On Saturday evening I went to The Hinsdale, one of two annual parties held at Architecture Hall, this one in honor of the “largest urinals west of the Mississippi” – the Hinsdale in the men’s restroom. Thought I’ve spent the better part of two and a half years in Arch Hall now, I’ve never attended one of the parties. Saturday was part of my ongoing campaign to be more social, to fit in. However, it now leaves me questioning the wisdom of that campaign.
I did not enjoy myself at the Hinsdale, though I tried. I arrived early, the traditional curse of the socially awkward. I was in costume, a generic ‘warrior woman,’ though not recognizable as any particular character. I smiled, I made eye contact, I said hello, and I spent the entire evening mentally begging someone to notice and talk to me. The one person who did was one of the girls from a year below me who at the time I did not recognize. She is one of those boisterous persons who tend to make me uncomfortable by their very act of never seeming uncomfortable themselves. Despite that, I was and still am grateful to her attention, fleeting though it was in the chaotic jumble of the party.
The capstone of the evening, when I finally decided this was not where I belonged, even after the fun of the toilet paper forest and the costume contest, was the young man passed out in the back hall on a vomit covered floor. I knew him, though he was not in my year. The professor with the duty of baby sitter had just come around the corner with a very concerned look, heading the opposite way, so I knew he was aware of the young man. The girls he had come with showed up very quickly with the returning professor, paper towels, and water and they took good care of him. I hurried on by, up to my studio to get my coat, feeling scared for him and upset for myself. I stopped on the way back to make sure they could get him home, but only lingered a few moments. I was glad to be gone from there, out in the fresh cold air where I could breath again (despite my tightly laced bustier) where it was blessedly quiet.
I think part of understanding my ongoing quest to be social must also be not only understand, but to accept myself. I need to be social on my own terms and in situations I find comfortable.
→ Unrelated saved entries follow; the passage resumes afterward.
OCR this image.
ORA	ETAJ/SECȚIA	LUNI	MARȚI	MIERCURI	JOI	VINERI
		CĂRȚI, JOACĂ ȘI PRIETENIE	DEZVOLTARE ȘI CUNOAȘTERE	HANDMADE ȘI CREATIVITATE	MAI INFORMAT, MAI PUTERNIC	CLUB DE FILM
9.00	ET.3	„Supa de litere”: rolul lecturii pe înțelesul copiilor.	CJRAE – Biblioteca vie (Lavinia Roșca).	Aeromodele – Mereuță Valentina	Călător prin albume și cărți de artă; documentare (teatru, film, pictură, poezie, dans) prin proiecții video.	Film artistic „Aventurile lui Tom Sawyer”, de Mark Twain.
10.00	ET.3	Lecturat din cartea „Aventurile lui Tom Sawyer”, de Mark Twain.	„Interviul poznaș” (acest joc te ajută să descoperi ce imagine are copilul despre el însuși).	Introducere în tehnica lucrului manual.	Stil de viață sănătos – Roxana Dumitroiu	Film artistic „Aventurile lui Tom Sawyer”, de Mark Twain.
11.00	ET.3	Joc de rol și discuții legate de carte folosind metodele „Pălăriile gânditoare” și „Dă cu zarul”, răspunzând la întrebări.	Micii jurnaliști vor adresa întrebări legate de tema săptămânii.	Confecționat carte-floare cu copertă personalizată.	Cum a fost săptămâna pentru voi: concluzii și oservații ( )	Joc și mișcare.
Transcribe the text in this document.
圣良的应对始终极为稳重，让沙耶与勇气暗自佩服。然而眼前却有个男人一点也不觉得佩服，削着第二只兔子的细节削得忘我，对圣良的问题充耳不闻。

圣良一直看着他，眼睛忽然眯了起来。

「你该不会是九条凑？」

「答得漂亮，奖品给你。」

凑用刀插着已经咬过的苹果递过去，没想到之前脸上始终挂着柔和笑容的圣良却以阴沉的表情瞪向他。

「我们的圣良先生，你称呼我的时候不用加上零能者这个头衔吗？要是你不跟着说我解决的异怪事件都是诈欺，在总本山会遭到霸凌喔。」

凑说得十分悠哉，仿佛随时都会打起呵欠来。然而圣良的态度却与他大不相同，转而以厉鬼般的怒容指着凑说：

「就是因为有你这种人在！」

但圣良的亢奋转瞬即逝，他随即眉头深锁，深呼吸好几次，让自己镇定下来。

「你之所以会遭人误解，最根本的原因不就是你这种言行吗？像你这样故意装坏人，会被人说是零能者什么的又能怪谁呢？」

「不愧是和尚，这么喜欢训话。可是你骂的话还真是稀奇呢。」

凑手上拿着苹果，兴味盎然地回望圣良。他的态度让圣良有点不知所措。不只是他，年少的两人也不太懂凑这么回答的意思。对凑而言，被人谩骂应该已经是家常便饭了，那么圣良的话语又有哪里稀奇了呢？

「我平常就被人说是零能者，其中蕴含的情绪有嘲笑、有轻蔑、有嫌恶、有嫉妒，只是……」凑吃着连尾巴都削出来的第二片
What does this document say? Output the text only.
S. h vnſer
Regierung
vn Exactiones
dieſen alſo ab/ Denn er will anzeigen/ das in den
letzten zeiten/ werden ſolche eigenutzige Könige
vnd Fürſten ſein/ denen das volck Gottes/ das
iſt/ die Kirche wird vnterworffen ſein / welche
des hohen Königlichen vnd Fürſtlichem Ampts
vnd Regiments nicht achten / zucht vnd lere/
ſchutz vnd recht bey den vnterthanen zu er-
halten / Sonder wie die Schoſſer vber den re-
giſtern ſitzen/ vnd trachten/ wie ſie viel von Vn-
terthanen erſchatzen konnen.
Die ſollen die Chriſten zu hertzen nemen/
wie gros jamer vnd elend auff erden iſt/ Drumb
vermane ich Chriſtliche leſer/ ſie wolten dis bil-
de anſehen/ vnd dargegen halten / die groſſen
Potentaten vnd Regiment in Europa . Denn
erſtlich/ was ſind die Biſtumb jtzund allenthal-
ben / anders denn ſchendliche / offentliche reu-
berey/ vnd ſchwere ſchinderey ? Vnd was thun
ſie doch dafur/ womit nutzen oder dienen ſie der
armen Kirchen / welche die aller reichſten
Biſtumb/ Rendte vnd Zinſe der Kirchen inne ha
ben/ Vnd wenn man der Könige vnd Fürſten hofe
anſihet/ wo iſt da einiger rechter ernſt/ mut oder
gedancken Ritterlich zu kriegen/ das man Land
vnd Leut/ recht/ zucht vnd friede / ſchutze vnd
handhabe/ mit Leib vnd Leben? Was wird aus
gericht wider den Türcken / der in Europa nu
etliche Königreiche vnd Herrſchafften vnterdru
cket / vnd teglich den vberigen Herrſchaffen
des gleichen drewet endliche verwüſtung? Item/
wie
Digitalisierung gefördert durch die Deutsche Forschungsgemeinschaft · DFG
When I am uncomfortable, nothing good will come of it no matter how many people I surround myself with. I must have compassion for myself in this and understand that I am not like other people and that is okay.
I have spent many years of my life ‘pretending’ to be something I was not: outgoing, caring, and positive. I have pretended so well that I have become outgoing, caring, and positive despite starting out reclusive, apathetic, and cynical. A person raised in Florida can eventually become used to Alaska, to such a degree that they don’t even notice the change.
I have found my own personal Antarctica, and no amount of acclimatization is going to help be comfortable there.